Fecha: 5 de enero de 2025
Estimadas y estimados. Nosotros los llamamos reyes, pero los evangelios hablan de magos, sabios venidos del Oriente. ¿Qué hacen en Israel estos personajes importantes, que sobresalen por sus conocimientos y su sabiduría? ¿No tienen suficiente riqueza, suficiente cultura en sus países de origen, conocidos como la cuna de la civilización humana?

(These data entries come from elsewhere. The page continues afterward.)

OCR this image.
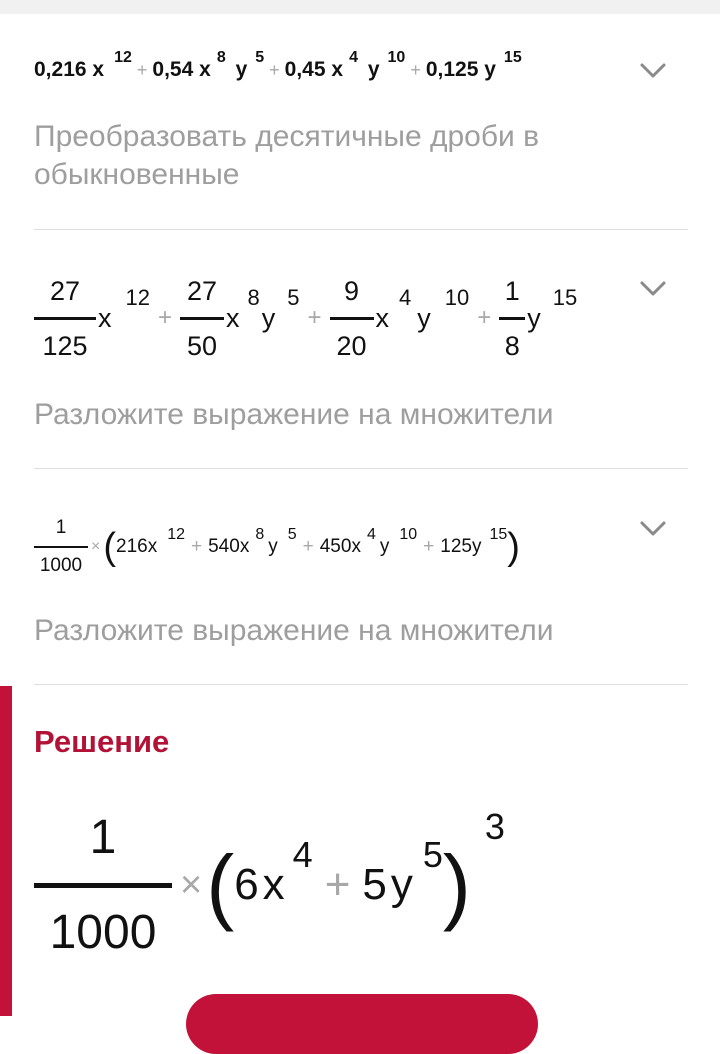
0,216 x12
+ 0,54 x8 y5
+ 0,45 x4 y10
+ 0,125 y15
Преобразовать десятичные дроби в обыкновенные
$\frac{27}{125}$ x
12
+ $\frac{27}{50}$ x
8
y
5
+ $\frac{9}{20}$ x
4
y
10
+ $\frac{1}{8}$ y
15
Разложите выражение на множители
$\frac{1}{1000}$ × ( 216 x
12
+ 540 x
8
y
5
+ 450 x
4
y
10
+ 125 y
15 )
Разложите выражение на множители
Решение
1
1000
× ( 6 x
4
+ 5 y
5 )
3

Dicen que han visto una estrella. Si la han visto, es porque estaban observando el universo y sus signos. Su inteligencia se basa en querer saber, en querer descubrir, en no tener nunca bastante. Si son sabios es precisamente porque están necesitados de conocimiento. Su indigencia es, paradójicamente, el motor que les empuja a salir de sus seguridades e ir a buscar más allá de ellos mismos. Gente intrépida e insaciable. ¡Cuánta falta nos hacen!
Y, aun así, no parten de cero. Saben discernir los elementos naturales y no tienen ninguna duda que aquella estrella indica el nacimiento del rey de los judíos. Abiertos a la sabiduría de otros pueblos y culturas, quizás habían escuchado alguna vez las palabras de Balaam, el profeta que escucha los presagios de Dios y que anuncia la venida de los tiempos mesiánicos: «Lo veo, pero no es ahora, lo contemplo, pero no será pronto: Avanza una estrella de Jacob, y surge un cetro de Israel.» (Nm 24,17). Como Balaam, nuestros sabios tampoco estaban cerca, por eso se han puesto en camino desde muy lejos. Y, aun así, les ha tocado vivir en el tiempo oportuno que les permitirá constatar la realización de la antigua promesa.
Una vez averiguada la significación de la estrella, marchan hacia Jerusalén. Sus cálculos son buenos. Si ha de nacer el rey de los judíos, ¿dónde debe ser encontrado? Jerusalén, la ciudad sagrada donde se ubica el templo de Dios, es la opción preferencial. También parece adecuado el interlocutor elegido: Herodes es el soberano del pueblo, la autoridad que tiene el deber de guiarlos en este descubrimiento maravilloso. Pero he aquí que los magos todavía tienen que aprender mucho. No es la gran Jerusalén la que abriga a su rey, sino Belén, aquella población demasiado «pequeña entre los clanes de Judá» (Mí 5,1). No es el soberano Herodes quien los conducirá hacia el Mesías, más bien serán ellos los que tendrán que descubrir que aquel nacimiento es más temido que deseado, más reprobado que anhelado.
Y con tantas y tantas experiencias a sus espaldas, aquellos sabios comprenden que solo pueden hacer caso de la estrella, esa misma estrella que un día les hizo zarpar hacia lo desconocido. Se encuentran con un pesebre donde ven al Niño acunado por sus padres. Una imagen muy cotidiana después de un nacimiento reciente. Los sabios quieren comprender: ¿qué tiene que ver esta imagen con el rey de los judíos? Y su misma pasión de conocimiento los deja limitados, fenecidos. Ninguna palabra puede expresar la grandeza del misterio. Silencio. Solo pueden postrarse hasta el suelo y adorar. Solo pueden hacer ofrenda de su búsqueda y atisbar la señal luminosa de la estrella en la humilde figura de aquel Niño. Noche de búsqueda y de adoración.